Roiss schlägt daher vor, in solchen Fällen die strategische Gasreserve des Bundes in der Größe von zwei Milliarden Kubikmeter Gas, einzusetzen, um Spekulationen an der Börse einzudämmen und Preisspitzen zu vermeiden. "Wenn Preisspitzen entstehen, wirft man einen Teil dieser Reserve auf den Markt, um den Markt zu beruhigen. Und wenn sich die Lage wieder stabilisiert hat, kauft man das so eingesetzte Gas bei Dritten wieder zu und füllt die Reserven neu auf. Ein derartiges Szenario hätten die USA mit ihrer strategischen Erdölreserve bereits mehrfach durchexerziert.

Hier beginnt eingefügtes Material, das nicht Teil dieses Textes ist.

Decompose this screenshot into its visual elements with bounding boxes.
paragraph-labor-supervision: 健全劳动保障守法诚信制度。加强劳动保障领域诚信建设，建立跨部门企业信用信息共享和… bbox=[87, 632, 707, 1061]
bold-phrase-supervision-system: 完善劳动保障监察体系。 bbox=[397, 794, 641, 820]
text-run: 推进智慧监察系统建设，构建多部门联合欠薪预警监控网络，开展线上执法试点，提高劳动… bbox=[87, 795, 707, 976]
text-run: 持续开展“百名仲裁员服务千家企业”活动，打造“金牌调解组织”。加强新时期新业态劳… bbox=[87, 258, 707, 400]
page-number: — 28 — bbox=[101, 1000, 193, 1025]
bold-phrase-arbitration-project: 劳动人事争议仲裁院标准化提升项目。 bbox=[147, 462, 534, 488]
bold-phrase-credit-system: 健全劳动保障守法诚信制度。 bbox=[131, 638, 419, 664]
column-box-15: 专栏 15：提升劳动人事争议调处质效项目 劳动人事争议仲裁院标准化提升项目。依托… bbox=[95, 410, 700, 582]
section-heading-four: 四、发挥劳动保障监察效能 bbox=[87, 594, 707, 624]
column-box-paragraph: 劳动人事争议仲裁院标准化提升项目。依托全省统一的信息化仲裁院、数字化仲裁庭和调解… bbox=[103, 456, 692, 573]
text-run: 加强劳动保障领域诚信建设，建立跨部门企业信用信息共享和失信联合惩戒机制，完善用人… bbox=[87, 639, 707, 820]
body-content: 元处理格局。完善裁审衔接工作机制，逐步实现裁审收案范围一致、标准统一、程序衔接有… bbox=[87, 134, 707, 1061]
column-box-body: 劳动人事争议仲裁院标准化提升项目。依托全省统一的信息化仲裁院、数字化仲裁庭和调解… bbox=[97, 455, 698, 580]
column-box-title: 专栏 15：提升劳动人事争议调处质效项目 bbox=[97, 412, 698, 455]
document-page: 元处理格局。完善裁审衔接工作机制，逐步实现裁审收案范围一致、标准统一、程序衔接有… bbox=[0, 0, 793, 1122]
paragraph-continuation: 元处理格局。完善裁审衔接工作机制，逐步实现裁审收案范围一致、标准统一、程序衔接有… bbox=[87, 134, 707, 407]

Doch dafür würde es Gesetzesänderungen benötigen, so der Manager – ein Schritt, zu dem die heimische Politik derzeit jedenfalls nicht bereit zu sein scheint. Roiss sieht das anders: "Ich denke, dass es wichtig wäre, vorbereitet zu sein. Wenn der Fall von heftigen Preissprüngen an der Börse nicht eintritt, umso besser. Aber falls doch, ist es sinnvoll, bereits eine Strategie und die dafür nötigen gesetzlichen Bestimmungen zu haben, um hier rasch reagieren zu können. Das ist wie eine Versicherung."
Stimmt es, dass unsere Gaslager voll sind?
Ja, sagt Gerhard Roiss, das sei schon korrekt. Aber man müsse auch die Frage stellen, wem das Gas gehöre, das da in den heimischen Lagern liegt: "Es können auch andere Staaten ihr Gas in Österreich lagern" – diese Reserven hätten für Österreich natürlich keinen Wert.